Dat hij een Duitser is, doet er weinig toe, hij is immers ook van goede komaf, en in de sfeer van ons kent ons wordt er gewoon met hem omgegaan.
Eduard raakt, evenals zijn neef Stefan, gefascineerd door deze man. Aanvankelijk neemt hij aan dat Tresckow geïnteresseerd is in zijn zus. Maar tot haar woede wijst hij haar af. Tresckow laat Eduard kennis maken met Rilke, Holbein, Kant en Eduard blijkt een gretige leerling, hij verslindt kunstboeken en raakt hoe langer hoe meer in zichzelf gekeerd. Hij gaat zichzelf vragen stellen over hoe belangrijk de familieband is, of het wel de moeite waard is zijn leven zodanig in te richten, zoals hij zelf ook verwachtte, vanwege zijn familienaam en het bezit.
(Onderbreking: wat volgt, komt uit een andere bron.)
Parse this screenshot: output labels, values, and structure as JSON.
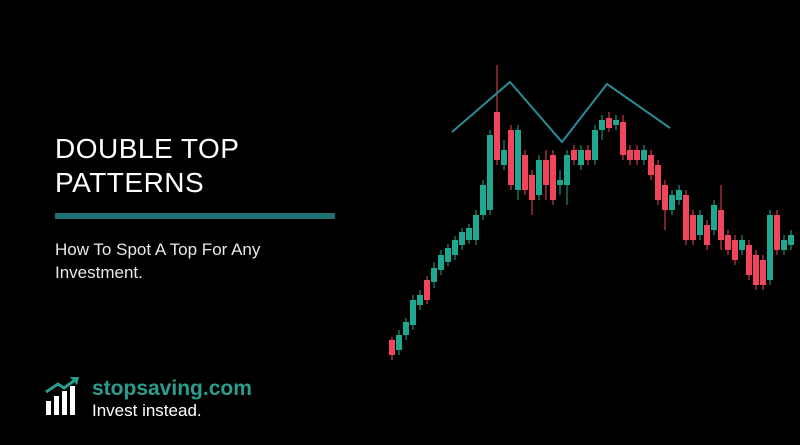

Tresckow is bijna bezeten van de bissetrice, de lijn die loodrecht op een zijde van een driehoek staat. Alles is, volgens Tresckow, terug te brengen tot een driehoek en de bissertrice. Ook zijn schilderkunst staat in het teken daarvan. Het gaat Tresckow om het laten zien van de naakte realiteit. Hij verafschuwt de schilders die emotie laten zien. Hij streeft naar het wiskundige, de van alle menselijkheid ontdane kunst. Daardoor zal zich de kern, het wezen, zich openbaren volgens hem. Aanvankelijk duizelt het Eduard en is Tresckow ongeduldig als Eduard niet blijkt te snappen wat hij vertelt.
Ondertussen blijft Tresckow een afstandelijke, bijna onzichtbare, niet te doorgronden man.
Eduard ontdekt dat hij homoseksuele gevoelens heeft voor deze man die op zijn beurt deze gevoelens ook aangewakkert heeft.
Het geslacht Van Lookeren sterft dan ook uit, Eduard III zal nooit trouwen...
Het trieste in dit verhaal is dat Eduard dankzij de omgang met Tresckow totaal de zin van het leven verliest. Door de ideeën van deze man wordt alles van menselijke waarde ontkracht. Daarnaast is er nog het trieste verhaal van de drie generaties Van Lookeren, die veel hebben moeten laten en door de vingers hebben moeten zien om toch vooral hun naam en onaantastbaarheid niet te schaden. En Jacob? Jacob is in feite de enige werkelijke mens in het verhaal...
Het verhaal is af en toe moeilijk te volgen, soms denk je bijv. dat Eduard aan het 'woord' is en dan blijkt het neef Stefan te zijn. Ook de zinnen zijn met veel tussenzinnetjes geschreven, zodat je de zinnen opnieuw moet lezen om ze daadwerkelijk te kunnen begrijpen.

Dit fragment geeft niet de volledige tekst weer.